Davalılar davanın reddedilmesi gerektiğini savunmuştur.
Mahkeme, haberin iddia niteliğinde verildiğini, görünen gerçeğe uygun olduğunu, haberde ismi geçen dava dışı ...’ın ünlü olması nedeniyle, kamuoyunun ilgisini çeken, magazinsel nitelikte bir haber olduğunu belirterek davanın reddine karar vermiştir.

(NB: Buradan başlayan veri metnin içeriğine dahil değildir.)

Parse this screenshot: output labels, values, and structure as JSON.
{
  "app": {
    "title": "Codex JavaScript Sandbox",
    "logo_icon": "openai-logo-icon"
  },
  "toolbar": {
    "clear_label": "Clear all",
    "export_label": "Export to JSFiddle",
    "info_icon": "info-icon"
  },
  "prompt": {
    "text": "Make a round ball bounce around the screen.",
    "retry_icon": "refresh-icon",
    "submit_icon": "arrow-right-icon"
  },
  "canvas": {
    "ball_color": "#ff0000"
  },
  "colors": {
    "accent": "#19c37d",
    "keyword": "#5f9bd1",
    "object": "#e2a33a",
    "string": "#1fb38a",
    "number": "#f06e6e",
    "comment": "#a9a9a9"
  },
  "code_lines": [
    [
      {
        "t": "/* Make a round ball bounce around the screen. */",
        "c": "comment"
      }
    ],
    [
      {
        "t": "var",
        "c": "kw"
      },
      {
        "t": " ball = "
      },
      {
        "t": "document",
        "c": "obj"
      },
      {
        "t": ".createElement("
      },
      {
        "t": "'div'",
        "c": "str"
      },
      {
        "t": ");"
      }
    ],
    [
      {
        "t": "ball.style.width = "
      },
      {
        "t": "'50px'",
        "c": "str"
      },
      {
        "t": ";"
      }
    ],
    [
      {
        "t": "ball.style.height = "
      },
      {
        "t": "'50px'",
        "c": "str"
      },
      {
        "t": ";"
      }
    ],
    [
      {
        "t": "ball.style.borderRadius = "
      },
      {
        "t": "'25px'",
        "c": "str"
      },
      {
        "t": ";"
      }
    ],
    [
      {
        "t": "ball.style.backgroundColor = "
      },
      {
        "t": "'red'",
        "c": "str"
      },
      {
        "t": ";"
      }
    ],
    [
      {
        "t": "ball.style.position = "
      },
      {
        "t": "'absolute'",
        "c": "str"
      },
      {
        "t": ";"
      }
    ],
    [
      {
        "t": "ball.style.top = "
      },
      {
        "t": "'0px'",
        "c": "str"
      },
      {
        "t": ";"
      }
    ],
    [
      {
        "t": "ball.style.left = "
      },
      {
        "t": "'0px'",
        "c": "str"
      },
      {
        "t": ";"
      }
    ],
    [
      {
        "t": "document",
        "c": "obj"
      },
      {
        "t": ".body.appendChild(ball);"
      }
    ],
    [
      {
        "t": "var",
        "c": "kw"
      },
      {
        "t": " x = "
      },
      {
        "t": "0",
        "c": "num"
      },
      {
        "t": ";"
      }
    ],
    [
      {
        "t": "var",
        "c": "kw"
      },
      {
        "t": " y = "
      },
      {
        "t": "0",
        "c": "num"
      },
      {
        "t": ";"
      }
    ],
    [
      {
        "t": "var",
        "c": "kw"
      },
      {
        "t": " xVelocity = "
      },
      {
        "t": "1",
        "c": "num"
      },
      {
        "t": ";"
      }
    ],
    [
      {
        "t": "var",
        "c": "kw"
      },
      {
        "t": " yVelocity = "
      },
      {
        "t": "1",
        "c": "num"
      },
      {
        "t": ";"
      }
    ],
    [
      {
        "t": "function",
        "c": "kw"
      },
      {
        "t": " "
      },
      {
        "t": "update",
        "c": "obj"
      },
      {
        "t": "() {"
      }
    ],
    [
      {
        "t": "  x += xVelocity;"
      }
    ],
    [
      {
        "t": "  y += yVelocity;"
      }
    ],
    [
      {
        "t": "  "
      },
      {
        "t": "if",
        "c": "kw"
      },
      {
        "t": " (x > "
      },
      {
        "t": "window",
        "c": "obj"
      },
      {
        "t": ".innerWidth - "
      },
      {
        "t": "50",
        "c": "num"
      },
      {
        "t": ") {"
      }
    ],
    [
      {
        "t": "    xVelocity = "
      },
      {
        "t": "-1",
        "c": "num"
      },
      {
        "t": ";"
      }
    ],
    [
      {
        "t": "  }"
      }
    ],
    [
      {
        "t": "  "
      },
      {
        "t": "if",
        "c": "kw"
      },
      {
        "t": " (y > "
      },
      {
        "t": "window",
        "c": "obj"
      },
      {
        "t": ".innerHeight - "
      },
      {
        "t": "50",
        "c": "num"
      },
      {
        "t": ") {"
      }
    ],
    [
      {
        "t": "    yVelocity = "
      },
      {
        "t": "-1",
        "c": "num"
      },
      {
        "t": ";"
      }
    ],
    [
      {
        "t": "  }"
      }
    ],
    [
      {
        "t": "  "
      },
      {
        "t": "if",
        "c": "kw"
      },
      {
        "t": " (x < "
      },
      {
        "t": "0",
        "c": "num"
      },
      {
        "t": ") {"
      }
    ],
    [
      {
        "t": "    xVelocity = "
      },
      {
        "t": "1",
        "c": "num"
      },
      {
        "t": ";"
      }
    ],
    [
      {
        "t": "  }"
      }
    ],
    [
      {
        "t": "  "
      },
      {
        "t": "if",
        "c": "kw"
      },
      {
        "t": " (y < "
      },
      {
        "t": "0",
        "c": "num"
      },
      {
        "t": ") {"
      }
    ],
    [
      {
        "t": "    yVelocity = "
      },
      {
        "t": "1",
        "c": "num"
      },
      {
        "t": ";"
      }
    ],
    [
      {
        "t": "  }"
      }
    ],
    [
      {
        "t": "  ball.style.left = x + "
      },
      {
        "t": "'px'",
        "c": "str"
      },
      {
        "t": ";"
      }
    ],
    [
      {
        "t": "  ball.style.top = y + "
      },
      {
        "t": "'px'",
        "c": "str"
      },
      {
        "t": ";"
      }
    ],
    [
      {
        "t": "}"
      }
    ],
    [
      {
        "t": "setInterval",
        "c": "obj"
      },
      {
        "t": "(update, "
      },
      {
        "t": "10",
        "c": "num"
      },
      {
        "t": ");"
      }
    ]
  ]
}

Basın özgürlüğü, Anayasanın 28. maddesi ile 5187 sayılı Basın Yasasının 1. ve 3. maddelerinde düzenlenmiştir. Bu düzenlemelerde basının özgürce yayın yapmasının güvence altına alındığı görülmektedir. Basına sağlanan güvencenin amacı; toplumun sağlıklı, mutlu ve güvenlik içinde yaşayabilmesini gerçekleştirmektir. Bu durum da halkın dünyada ve özellikle içinde yaşadığı toplumda meydana gelen ve toplumu ilgilendiren konularda bilgi sahibi olması ile olanaklıdır. Basın, olayları izleme, araştırma, değerlendirme, yayma ve böylece kişileri bilgilendirme, öğretme, aydınlatma ve yönlendirmede yetkili ve aynı zamanda sorumludur. Basının bu nedenle ayrı bir konumu bulunmaktadır. Bunun içindir ki, bu tür davaların çözüme kavuşturulmasında ayrı ölçütlerin koşul olarak aranması, genel durumlardaki hukuka aykırılık teşkil eden eylemlerin değerlendirilmesinden farklı bir yöntemin izlenmesi gerekmektedir. Basın dışı bir olaydaki davranış biçiminin hukuka aykırılık oluşturduğunun kabul edildiği durumlarda, basın yoluyla yapılan bir yayındaki olay hukuka aykırılık oluşturmayabilir.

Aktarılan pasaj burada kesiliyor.